Checklist: Implementation & Audit Readiness
Use this checklist to operationalize the policy and prepare for evidence collection:
- Inventory of external systems with owner and data classification
- Completed ESARs for all active external connections
- Firewall/security group rules limited to specific IPs and ports
- Evidence of MFA and unique user accounts for external access
- Session recordings or audit logs for privileged external sessions
- Log retention configured (e.g., 90 days minimum) and accessible
- Temporary accounts configured with automatic expiration
- Contracts and NDAs updated to include security obligations for third parties
- 90-day access review records
Technical Tips and Best Practices
Prefer short-lived credentials and ephemeral access rather than long-lived shared accounts. Use a bastion or cloud session manager to avoid exposing internal hosts directly to the internet—this allows session recording and RBAC enforcement. When allowing SaaS integrations, require OAuth/SAML federated authentication with scoping of tokens and use IP allowlists for administrative APIs. For logging, forward auth and connection logs to a centralized SIEM with integrity controls (hashing or WORM storage for critical logs) so evidence cannot be altered prior to an audit.

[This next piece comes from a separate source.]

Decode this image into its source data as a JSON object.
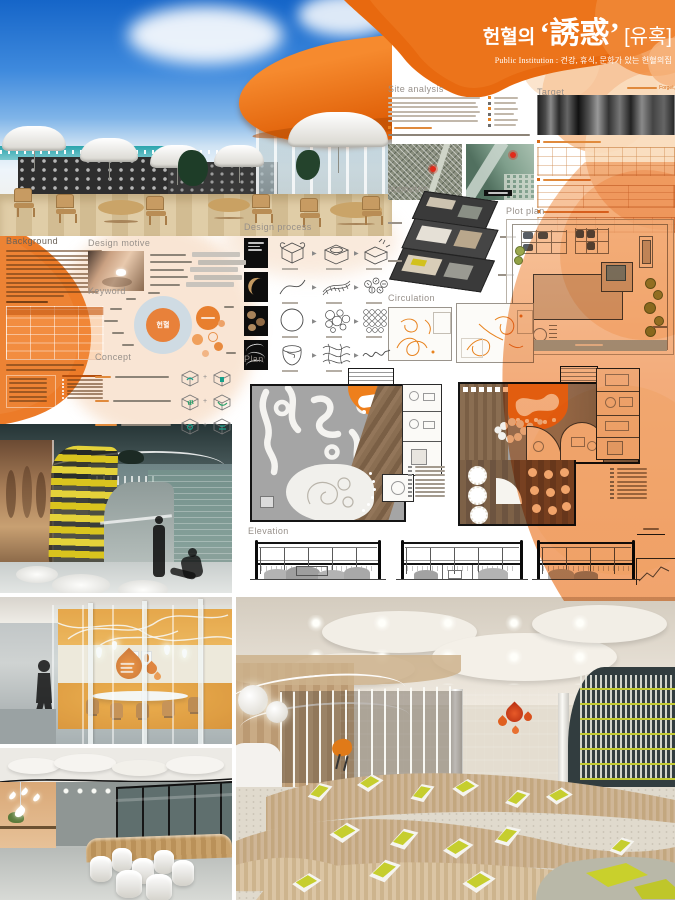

Risk of Not Implementing an External System Access Policy
Without formal policies and controls you risk unauthorized access, exfiltration of FCI, supply chain compromise, failed audits, contract penalties under FAR 52.204-21, and potential disqualification from future government work. In a small business, a single misconfigured vendor account or always-on remote tool can be a simple path for attackers to gain persistent access—leading to data breaches, ransom demands, and damaged reputation.
Summary: Implementing AC.L1-B.1.III is achievable for small businesses by formalizing an External System Access Policy, enforcing least privilege and temporary access, using bastions/VPNs with MFA and session logging, and keeping auditable records (ESARs, firewall rules, log retention). Use the template and checklist above as the foundation, adapt them to your specific environment, and ensure roles and evidence collection are in place before auditors request proof.